Anyone have any suggestions for something real smelling and strong?


----------



## snappyllama (May 15, 2015)

I'm following this since I'm still looking for a good one.  Don't bother with WSP Fresh Brewed Coffee.  It's "fresh" in the same way the quickie mart has "fresh" coffee.  I'm thinking of spending some time to sweeten up the bitter notes in it.


----------



## jblaney (May 15, 2015)

I have tried both Fresh Coffee and Hazelnut Coffee from Candlescience.  They both morphed to something not appealing in CP.   I really liked the Hazelnut Coffee in M&P though, but I think coffee fragrances morph in CP.   
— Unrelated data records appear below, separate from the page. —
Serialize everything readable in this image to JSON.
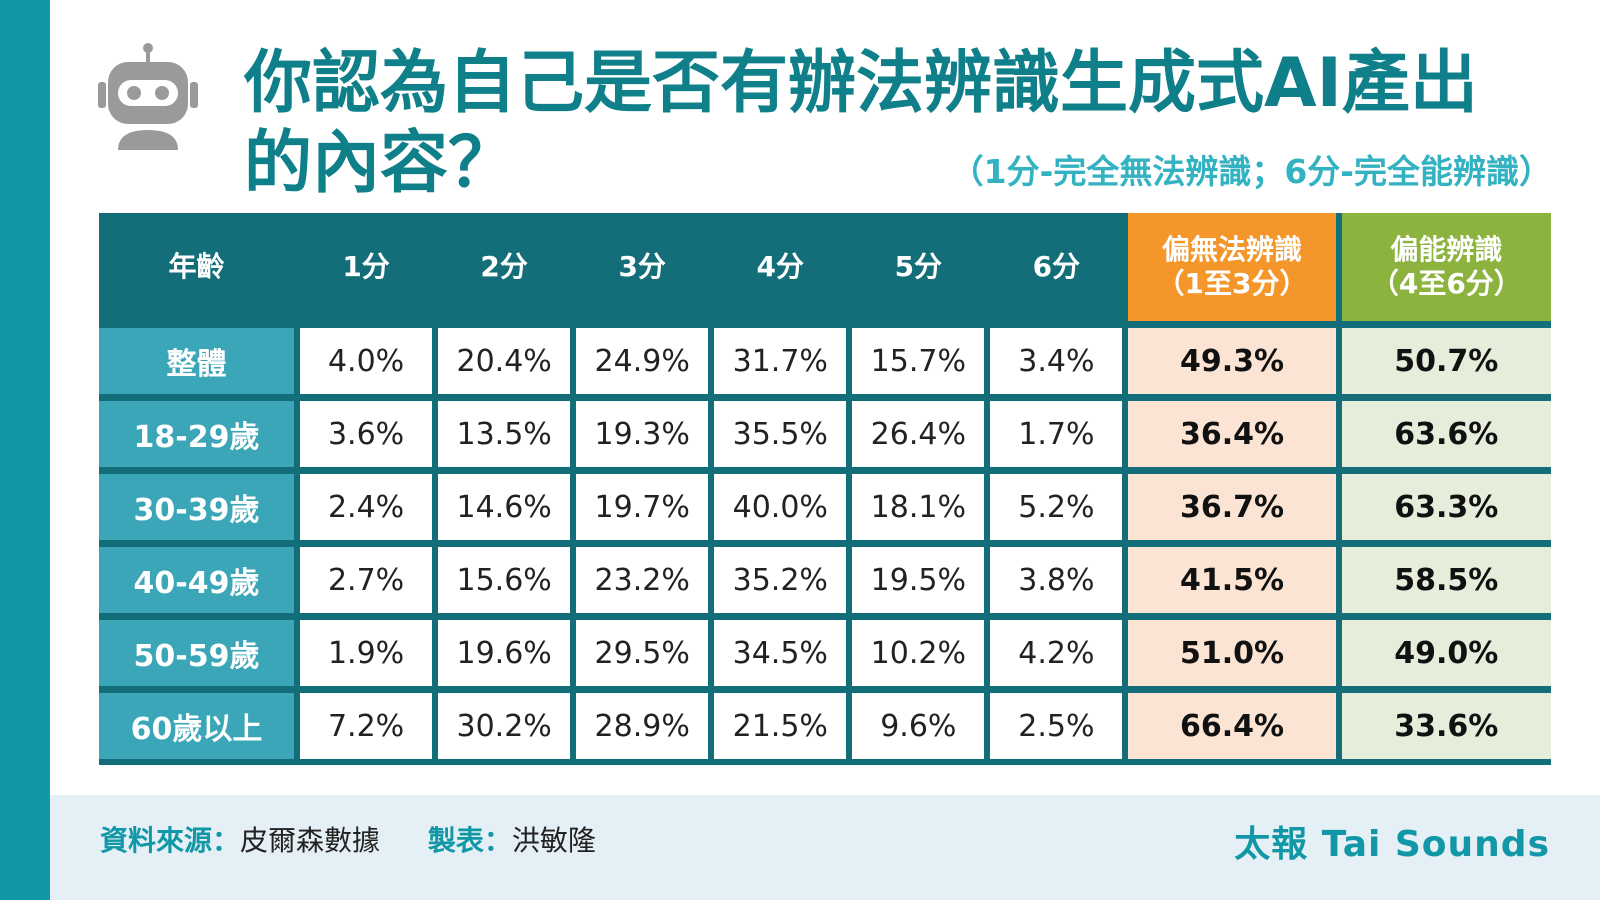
{
  "title": "你認為自己是否有辦法辨識生成式AI產出的內容？",
  "subtitle": "（1分-完全無法辨識；6分-完全能辨識）",
  "footer": {
    "source_label": "資料來源：",
    "source_value": "皮爾森數據",
    "maker_label": "製表：",
    "maker_value": "洪敏隆",
    "brand": "太報 Tai Sounds"
  },
  "colors": {
    "sidebar": "#1297a6",
    "header": "#136e79",
    "age_cell": "#3aa6b8",
    "negative_header": "#f4962a",
    "positive_header": "#8db33f",
    "negative_cell": "#fbe4d4",
    "positive_cell": "#e6eedb",
    "title": "#0f7f8a"
  },
  "icons": {
    "logo": "robot-icon"
  },
  "chart_data": {
    "type": "table",
    "title": "你認為自己是否有辦法辨識生成式AI產出的內容？",
    "subtitle": "（1分-完全無法辨識；6分-完全能辨識）",
    "columns": [
      {
        "line1": "年齡",
        "line2": ""
      },
      {
        "line1": "1分",
        "line2": ""
      },
      {
        "line1": "2分",
        "line2": ""
      },
      {
        "line1": "3分",
        "line2": ""
      },
      {
        "line1": "4分",
        "line2": ""
      },
      {
        "line1": "5分",
        "line2": ""
      },
      {
        "line1": "6分",
        "line2": ""
      },
      {
        "line1": "偏無法辨識",
        "line2": "（1至3分）"
      },
      {
        "line1": "偏能辨識",
        "line2": "（4至6分）"
      }
    ],
    "rows": [
      {
        "group": "整體",
        "values": [
          "4.0%",
          "20.4%",
          "24.9%",
          "31.7%",
          "15.7%",
          "3.4%",
          "49.3%",
          "50.7%"
        ]
      },
      {
        "group": "18-29歲",
        "values": [
          "3.6%",
          "13.5%",
          "19.3%",
          "35.5%",
          "26.4%",
          "1.7%",
          "36.4%",
          "63.6%"
        ]
      },
      {
        "group": "30-39歲",
        "values": [
          "2.4%",
          "14.6%",
          "19.7%",
          "40.0%",
          "18.1%",
          "5.2%",
          "36.7%",
          "63.3%"
        ]
      },
      {
        "group": "40-49歲",
        "values": [
          "2.7%",
          "15.6%",
          "23.2%",
          "35.2%",
          "19.5%",
          "3.8%",
          "41.5%",
          "58.5%"
        ]
      },
      {
        "group": "50-59歲",
        "values": [
          "1.9%",
          "19.6%",
          "29.5%",
          "34.5%",
          "10.2%",
          "4.2%",
          "51.0%",
          "49.0%"
        ]
      },
      {
        "group": "60歲以上",
        "values": [
          "7.2%",
          "30.2%",
          "28.9%",
          "21.5%",
          "9.6%",
          "2.5%",
          "66.4%",
          "33.6%"
        ]
      }
    ]
  }
}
I also tried Fresh Brewed Coffee from NG, same thing.   Good luck.


----------



## bbrown (May 15, 2015)

I tried Black Coffee from Save On Scents and it has a weird after smell.


----------



## vmakkers (May 15, 2015)

I have the world's best coffee from NG and caramel coffee from Nurture. I haven't soaped either of them yet. Anyone else have experience with them? They smell great OOB


----------



## doriettefarm (May 15, 2015)

I've got some Cuban Coffee Bean from Soapalooza that smells pretty good OOB.  I haven't soaped with it yet but will report back when I do.


----------



## Soapsense (May 16, 2015)

I used Coffee Mocha from WSP, and it still smells good, but boy was it difficult, it tried to separate and overheated.


----------



## TheDragonGirl (May 20, 2015)

I really enjoy the turkish mocha scent from BB


----------



## LittleCrazyWolf (May 20, 2015)

I just soaped Cinnamin Hazelnut Coffee from Sweet Cakes and really liked it. My husband thinks it smells too "cinnaminny" to him but I smell the hazelnut coffee more. It was easy to work with too.


----------



## grumpy_owl (May 22, 2015)

I love BB's Turkish Mocha and it's insanely popular, but more people get chocolate from it than the coffee notes. BB's Espresso, on the other hand, is a strong, true, delicious coffee scent in CP. PM me, *bbrown*, if you would like a sample.


----------



## honeysuds (May 23, 2015)

I love WSP's Coffee Beans. Strong scent, don't know how it soaps in CP but have used it in MP and HP, sticks well.


----------



## bbrown (May 24, 2015)

grumpy_owl said:


> I love BB's Turkish Mocha and it's insanely popular, but more people get chocolate from it than the coffee notes. BB's Espresso, on the other hand, is a strong, true, delicious coffee scent in CP. PM me, *bbrown*, if you would like a sample.



grumpyowl you are so kind!  But you know what is funny...I was rearranging my FO's last night and I found a small sample bottle of Espresso from BB that I forgot about!  They sent it a few months back in an order.  So I am going to give it a try.


----------



## TwystedPryncess (May 25, 2015)

I have NG's Jamaican vanilla cafe,  and the Bb fall fragrance sampler and there's some coffee stuff in there i think.  Haven't soaped them yet.  Excited to though,  I am a coffee addict in the purest form.  NG scents scare me a little.  They always seem to be a gamble... Good prices on them,  and some soap great and some not so much! I always get a sample ounce to soap first and that never hurts me in the end.  I am also really interested to see what you guys say about this and I will let you know what my Jamaica does when I get to it.  Sounds like everyone probably has the other stuff I have.


----------